Under the above rule, a person can transport timber or other forest produce by land, by rail or by water in any part of the State only on the

strength of a pass issued under the above rules. Rule 23 of the above rules deals with the penalty for the contravention of any of the provisions of

the above rules. Rule 23 of the rules is extracted below :

Rule 23. Penalties.-(1) Whoever commits any contravention of any of the provisions of these rules shall on conviction by a Magistrate be punished

with imprisonment for a term which may extend to six months or with a fine which may extend to rupees five hundred or both.
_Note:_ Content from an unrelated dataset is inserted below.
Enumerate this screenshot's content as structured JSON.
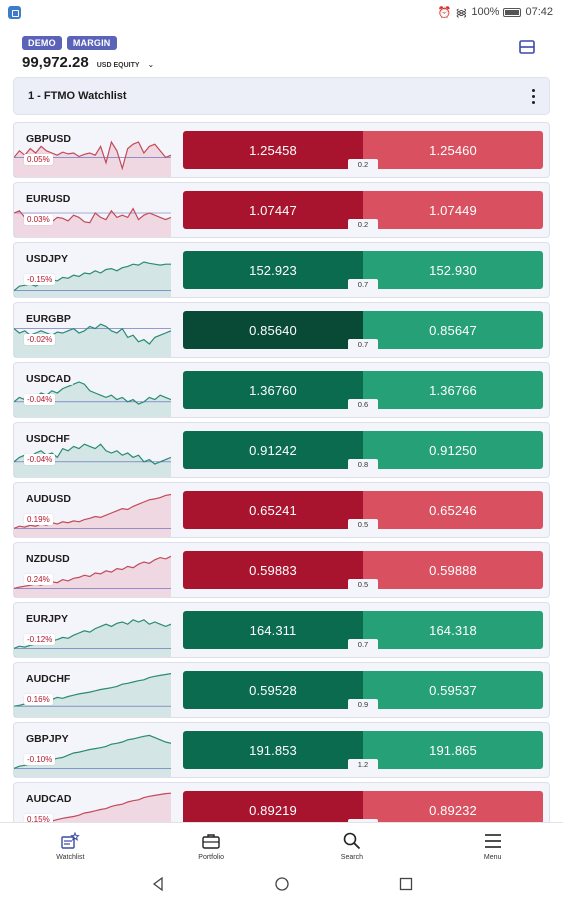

(2) In cases where any offence was committed after making preparation for resistance to the execution of any law or any legal process or where

the offender has been previously convicted of a like offence, the convicting Magistrate may impose double the penalty specified in Sub-rule (1).

Therefore, for transporting the teak poles, which are found to be not the property of the Government, without any valid permit or pass as required

under Rule 3(1)(iii) of the rules, the maximum penalty that can be imposed on the person who has violated the rule is imprisonment for a period of

six months with fine which may extend to rupees five hundred or both by a Magistrate on conviction of the accused therein and there is no question

of passing an order of confiscation of the lorry for violation of the above rules. The learned Government Pleader appearing on behalf of the

Respondent did not point out any other provision of law which would enable the authorised officer to order confiscation of the lorry for violation of

the Forest Produce Transit Rules. Therefore, the order of confiscation of the lorry passed by the. 1st Respondent, authorised officer in Ext. P-l and

Ext. P-2 judgment passed by the appellate authority confirming the order of confiscation are clearly illegal and passed without jurisdiction. Exts. P-l

and P-2 are therefore, quashed as illegal and passed without jurisdiction. The 1st Respondent is therefore, directed to release the lorry KLU 7270

and the 6 teak poles ordered to be confiscated as per Exts. P-l and P-2 orders immediately. In case, the lorry had already been released to the

registered owner of the Vehicle on furnishing the Bank Guarantee as ordered by this Court in C.M.P. No. 22523/89, the said bank guarantee also

shall be released immediately on receiving a copy of the judgment.

The Original Petition is allowed, but in the circumstances, there will be no order as to costs.